Il profumo che esala una mela quando la morde una delicata fanciulla,
quello dell’effluvio che proviene dallo zafferano di Corico;
quello di una vigna quando argentea fiorisce con i primi grappoli,
quello che emana l’erba che una pecora ha appena brucato;
il profumo del mirto, di un mietitore arabo, dell’ambra sfregata,
quello della fiamma pallida dell’incenso orientale;
quello di un terreno quando viene irrorato lievemente dalla pioggia estiva,
quello di una ghirlanda che è stata in contatto con chiome madide di nardo:
tutti insieme, crudele fanciullo Diadùmeno, li sprigionano i tuoi baci.
E che sarebbe se li concedessi interamente, senza ritrosia?

MARZIALE, Epigrammi III,79


Sertorio incomincia tutto ma non finisce mai niente.
Quando fa l'amore, non credo che arrivi fino alla fine.

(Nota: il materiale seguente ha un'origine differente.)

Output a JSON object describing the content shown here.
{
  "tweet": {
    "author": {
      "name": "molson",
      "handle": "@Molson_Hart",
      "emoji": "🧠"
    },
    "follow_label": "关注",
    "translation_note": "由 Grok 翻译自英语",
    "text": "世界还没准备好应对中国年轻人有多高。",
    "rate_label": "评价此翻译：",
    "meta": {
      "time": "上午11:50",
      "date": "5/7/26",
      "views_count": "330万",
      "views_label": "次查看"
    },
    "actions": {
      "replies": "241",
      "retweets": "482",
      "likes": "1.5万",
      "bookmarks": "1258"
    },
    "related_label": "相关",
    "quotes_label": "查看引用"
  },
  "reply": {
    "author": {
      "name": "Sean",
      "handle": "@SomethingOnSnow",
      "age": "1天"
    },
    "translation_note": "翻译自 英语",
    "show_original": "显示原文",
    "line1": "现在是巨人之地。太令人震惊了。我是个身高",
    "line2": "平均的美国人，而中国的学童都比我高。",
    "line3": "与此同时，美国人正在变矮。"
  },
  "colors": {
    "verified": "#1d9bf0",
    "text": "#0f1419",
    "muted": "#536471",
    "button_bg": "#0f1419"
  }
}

MARZIALE, Epigrammi VIII,74


Ora fai il gladiatore, prima facevi l'oculista.
Cavavi gli occhi prima, cavi gli occhi adesso.

MARZIALE, Epigrammi IX,10


Vuoi sposare Prisco: non mi stupisco, Paola, scema non sei.
Prisco non ti vuole sposare: scemo non è neppure lui.

MARZIALE, Epigrammi X,47


Queste sono le cose, carissimo Marziale,
che rendono la vita beata: un patrimonio
non prodotto con fatica, ma lasciato in eredità;
un terreno non ingrato, un focolare perenne;
mai una lite, la toga di rado, la mente quieta;
moderate forze, un corpo in salute;
schiettezza avveduta, amici di pari grado;
un banchetto rilassato, una mensa senza artifici;
la notte non ebbra, ma libera dagli affanni;
un letto non tetro e tuttavia pudico;
un sonno che renda brevi le tenebre;
desiderare di essere ciò che sei e non preferire nulla;
non temere l’estremo giorno, né desiderarlo.